The first modern mosque I ever visited in the world was this impressive one, with the waves of the Atlantic Ocean lapping underneath, in Casablanca, Morocco. It was my first real exposure to the modern interpretations of Islamic Architecture, which would become a passion, and a wonderful experience of the tranquility and peace inside mosques.
With doors large enough for the king to ride his horse through, the mosque is not intended to replicate older mosques that Morocco is also famous for, such as Le Tour Hassan in Rabat (#864), or the Kotoubia Mosque in Marrakech (#988), but to show Morocco's modern strength and piety, although many Moroccans do not consider the Hassan II mosque as sacred because infidels are allowed inside.

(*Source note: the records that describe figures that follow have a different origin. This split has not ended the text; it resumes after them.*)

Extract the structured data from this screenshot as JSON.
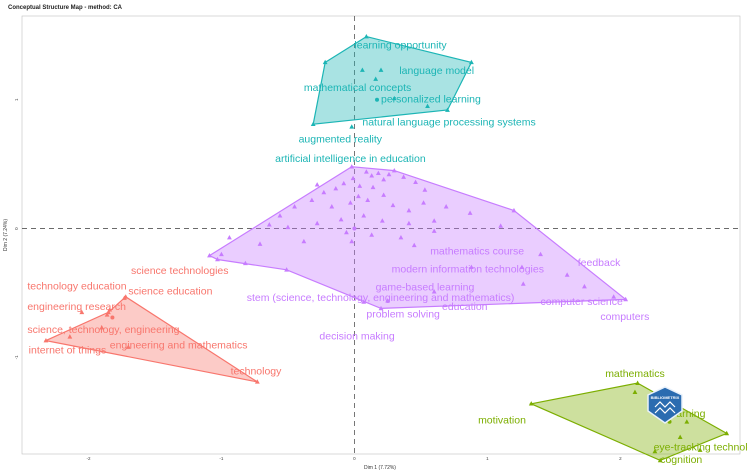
{
  "chart_data": {
    "type": "scatter",
    "title": "Conceptual Structure Map - method: CA",
    "xlabel": "Dim 1 (7.72%)",
    "ylabel": "Dim 2 (7.24%)",
    "xlim": [
      -2.5,
      2.9
    ],
    "ylim": [
      -1.75,
      1.65
    ],
    "x_ticks": [
      -2,
      -1,
      0,
      1,
      2
    ],
    "x_tick_labels": [
      "-2",
      "-1",
      "0",
      "1",
      "2"
    ],
    "y_ticks": [
      -1,
      0,
      1
    ],
    "y_tick_labels": [
      "-1",
      "0",
      "1"
    ],
    "reference_lines": {
      "x": 0,
      "y": 0,
      "style": "dashed"
    },
    "grid": false,
    "clusters": [
      {
        "color": "#1CB5B5",
        "hull": [
          [
            0.09,
            1.49
          ],
          [
            0.88,
            1.29
          ],
          [
            0.7,
            0.92
          ],
          [
            -0.31,
            0.81
          ],
          [
            -0.22,
            1.29
          ]
        ],
        "points": [
          {
            "x": 0.06,
            "y": 1.23
          },
          {
            "x": 0.2,
            "y": 1.23
          },
          {
            "x": 0.16,
            "y": 1.16
          },
          {
            "x": 0.3,
            "y": 1.01
          },
          {
            "x": 0.55,
            "y": 0.95
          },
          {
            "x": -0.02,
            "y": 0.79
          }
        ],
        "labels": [
          {
            "text": "learning opportunity",
            "x": 0.0,
            "y": 1.42,
            "anchor": "start"
          },
          {
            "text": "language model",
            "x": 0.9,
            "y": 1.22,
            "anchor": "end"
          },
          {
            "text": "mathematical concepts",
            "x": -0.38,
            "y": 1.09,
            "anchor": "start"
          },
          {
            "text": "personalized learning",
            "x": 0.2,
            "y": 1.0,
            "anchor": "start"
          },
          {
            "text": "natural language processing systems",
            "x": 0.06,
            "y": 0.82,
            "anchor": "start"
          },
          {
            "text": "augmented reality",
            "x": -0.42,
            "y": 0.69,
            "anchor": "start"
          },
          {
            "text": "artificial intelligence in education",
            "x": -0.03,
            "y": 0.54,
            "anchor": "middle"
          }
        ],
        "centroid": {
          "x": 0.17,
          "y": 1.0
        }
      },
      {
        "color": "#C77CFF",
        "hull": [
          [
            -0.02,
            0.48
          ],
          [
            0.3,
            0.45
          ],
          [
            1.2,
            0.14
          ],
          [
            2.04,
            -0.55
          ],
          [
            0.2,
            -0.62
          ],
          [
            -0.51,
            -0.32
          ],
          [
            -1.03,
            -0.24
          ],
          [
            -1.09,
            -0.21
          ]
        ],
        "points": [
          {
            "x": -0.01,
            "y": 0.39
          },
          {
            "x": 0.09,
            "y": 0.44
          },
          {
            "x": 0.13,
            "y": 0.41
          },
          {
            "x": 0.18,
            "y": 0.43
          },
          {
            "x": 0.22,
            "y": 0.38
          },
          {
            "x": 0.26,
            "y": 0.42
          },
          {
            "x": 0.14,
            "y": 0.32
          },
          {
            "x": 0.04,
            "y": 0.33
          },
          {
            "x": -0.08,
            "y": 0.35
          },
          {
            "x": -0.14,
            "y": 0.31
          },
          {
            "x": -0.23,
            "y": 0.28
          },
          {
            "x": -0.28,
            "y": 0.34
          },
          {
            "x": 0.37,
            "y": 0.4
          },
          {
            "x": 0.46,
            "y": 0.36
          },
          {
            "x": 0.53,
            "y": 0.3
          },
          {
            "x": 0.22,
            "y": 0.26
          },
          {
            "x": 0.1,
            "y": 0.22
          },
          {
            "x": -0.03,
            "y": 0.2
          },
          {
            "x": -0.17,
            "y": 0.17
          },
          {
            "x": -0.32,
            "y": 0.22
          },
          {
            "x": -0.45,
            "y": 0.17
          },
          {
            "x": -0.56,
            "y": 0.1
          },
          {
            "x": -0.64,
            "y": 0.03
          },
          {
            "x": -0.5,
            "y": 0.01
          },
          {
            "x": 0.29,
            "y": 0.18
          },
          {
            "x": 0.41,
            "y": 0.14
          },
          {
            "x": 0.52,
            "y": 0.2
          },
          {
            "x": 0.69,
            "y": 0.17
          },
          {
            "x": 0.87,
            "y": 0.12
          },
          {
            "x": 0.6,
            "y": 0.06
          },
          {
            "x": 0.41,
            "y": 0.04
          },
          {
            "x": 0.21,
            "y": 0.06
          },
          {
            "x": 0.07,
            "y": 0.1
          },
          {
            "x": -0.1,
            "y": 0.07
          },
          {
            "x": -0.28,
            "y": 0.04
          },
          {
            "x": -0.06,
            "y": -0.03
          },
          {
            "x": 0.13,
            "y": -0.05
          },
          {
            "x": 0.35,
            "y": -0.07
          },
          {
            "x": 0.6,
            "y": -0.02
          },
          {
            "x": -0.38,
            "y": -0.1
          },
          {
            "x": -0.71,
            "y": -0.12
          },
          {
            "x": -0.94,
            "y": -0.07
          },
          {
            "x": -0.82,
            "y": -0.27
          },
          {
            "x": -1.0,
            "y": -0.2
          },
          {
            "x": 0.03,
            "y": 0.25
          },
          {
            "x": -0.02,
            "y": -0.1
          },
          {
            "x": 0.45,
            "y": -0.13
          },
          {
            "x": 1.1,
            "y": 0.02
          },
          {
            "x": 1.4,
            "y": -0.2
          },
          {
            "x": 1.6,
            "y": -0.36
          },
          {
            "x": 1.73,
            "y": -0.45
          },
          {
            "x": 1.95,
            "y": -0.53
          },
          {
            "x": 1.27,
            "y": -0.43
          },
          {
            "x": 0.6,
            "y": -0.49
          },
          {
            "x": 0.25,
            "y": -0.56
          },
          {
            "x": 0.07,
            "y": -0.57
          },
          {
            "x": 0.88,
            "y": -0.3
          },
          {
            "x": 1.26,
            "y": -0.3
          }
        ],
        "labels": [
          {
            "text": "mathematics course",
            "x": 0.57,
            "y": -0.18,
            "anchor": "start"
          },
          {
            "text": "feedback",
            "x": 1.84,
            "y": -0.27,
            "anchor": "middle"
          },
          {
            "text": "modern information technologies",
            "x": 0.28,
            "y": -0.32,
            "anchor": "start"
          },
          {
            "text": "game-based learning",
            "x": 0.16,
            "y": -0.46,
            "anchor": "start"
          },
          {
            "text": "stem (science, technology, engineering and mathematics)",
            "x": -0.81,
            "y": -0.54,
            "anchor": "start"
          },
          {
            "text": "computer science",
            "x": 1.4,
            "y": -0.57,
            "anchor": "start"
          },
          {
            "text": "education",
            "x": 0.83,
            "y": -0.61,
            "anchor": "middle"
          },
          {
            "text": "problem solving",
            "x": 0.09,
            "y": -0.67,
            "anchor": "start"
          },
          {
            "text": "computers",
            "x": 1.85,
            "y": -0.69,
            "anchor": "start"
          },
          {
            "text": "decision making",
            "x": 0.02,
            "y": -0.84,
            "anchor": "middle"
          }
        ],
        "centroid": {
          "x": 0.0,
          "y": 0.0
        }
      },
      {
        "color": "#F8766D",
        "hull": [
          [
            -2.32,
            -0.87
          ],
          [
            -1.85,
            -0.65
          ],
          [
            -1.72,
            -0.53
          ],
          [
            -0.73,
            -1.19
          ]
        ],
        "points": [
          {
            "x": -1.84,
            "y": -0.63
          },
          {
            "x": -1.73,
            "y": -0.54
          },
          {
            "x": -2.05,
            "y": -0.65
          },
          {
            "x": -1.86,
            "y": -0.67
          },
          {
            "x": -2.14,
            "y": -0.84
          },
          {
            "x": -1.9,
            "y": -0.77
          },
          {
            "x": -1.7,
            "y": -0.92
          }
        ],
        "labels": [
          {
            "text": "science technologies",
            "x": -1.68,
            "y": -0.33,
            "anchor": "start"
          },
          {
            "text": "technology education",
            "x": -2.46,
            "y": -0.45,
            "anchor": "start"
          },
          {
            "text": "science education",
            "x": -1.7,
            "y": -0.49,
            "anchor": "start"
          },
          {
            "text": "engineering research",
            "x": -2.46,
            "y": -0.61,
            "anchor": "start"
          },
          {
            "text": "science, technology, engineering",
            "x": -2.46,
            "y": -0.79,
            "anchor": "start"
          },
          {
            "text": "internet of things",
            "x": -2.45,
            "y": -0.95,
            "anchor": "start"
          },
          {
            "text": "engineering and mathematics",
            "x": -1.84,
            "y": -0.91,
            "anchor": "start"
          },
          {
            "text": "technology",
            "x": -0.74,
            "y": -1.11,
            "anchor": "middle"
          }
        ],
        "centroid": {
          "x": -1.82,
          "y": -0.69
        }
      },
      {
        "color": "#7CAE00",
        "hull": [
          [
            1.33,
            -1.36
          ],
          [
            2.13,
            -1.2
          ],
          [
            2.8,
            -1.59
          ],
          [
            2.3,
            -1.8
          ]
        ],
        "points": [
          {
            "x": 2.11,
            "y": -1.27
          },
          {
            "x": 2.5,
            "y": -1.5
          },
          {
            "x": 2.45,
            "y": -1.62
          },
          {
            "x": 2.6,
            "y": -1.72
          },
          {
            "x": 2.26,
            "y": -1.73
          }
        ],
        "labels": [
          {
            "text": "mathematics",
            "x": 2.11,
            "y": -1.13,
            "anchor": "middle"
          },
          {
            "text": "learning",
            "x": 2.5,
            "y": -1.44,
            "anchor": "middle"
          },
          {
            "text": "motivation",
            "x": 1.29,
            "y": -1.49,
            "anchor": "end"
          },
          {
            "text": "eye-tracking technology",
            "x": 2.25,
            "y": -1.7,
            "anchor": "start"
          },
          {
            "text": "cognition",
            "x": 2.3,
            "y": -1.8,
            "anchor": "start"
          }
        ],
        "centroid": {
          "x": 2.37,
          "y": -1.5
        }
      }
    ]
  },
  "badge": {
    "text": "BIBLIOMETRIX"
  }
}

Next to the old medina in a spectacular location, it was at one time the world's 3rd largest religious monument with the world's highest minaret (210m). Finished in 1993 for the late king's 60th birthday, it required 10,000 craftsmen 5 years to finish. It was designed by a French architect, Michel Pinseau, and had the latest technology such as headed floors, electric doors and a sliding roof, although its traditional zellij mosaic tiles were painstakingly put in place one by one, an exemplar of Morocco's strong traditional artistry. Its cedar interior comes from the Middle Atlas mountains, its marble from Agadir, and its granite from Tafraoute, showcasing a strong Moroccan pride.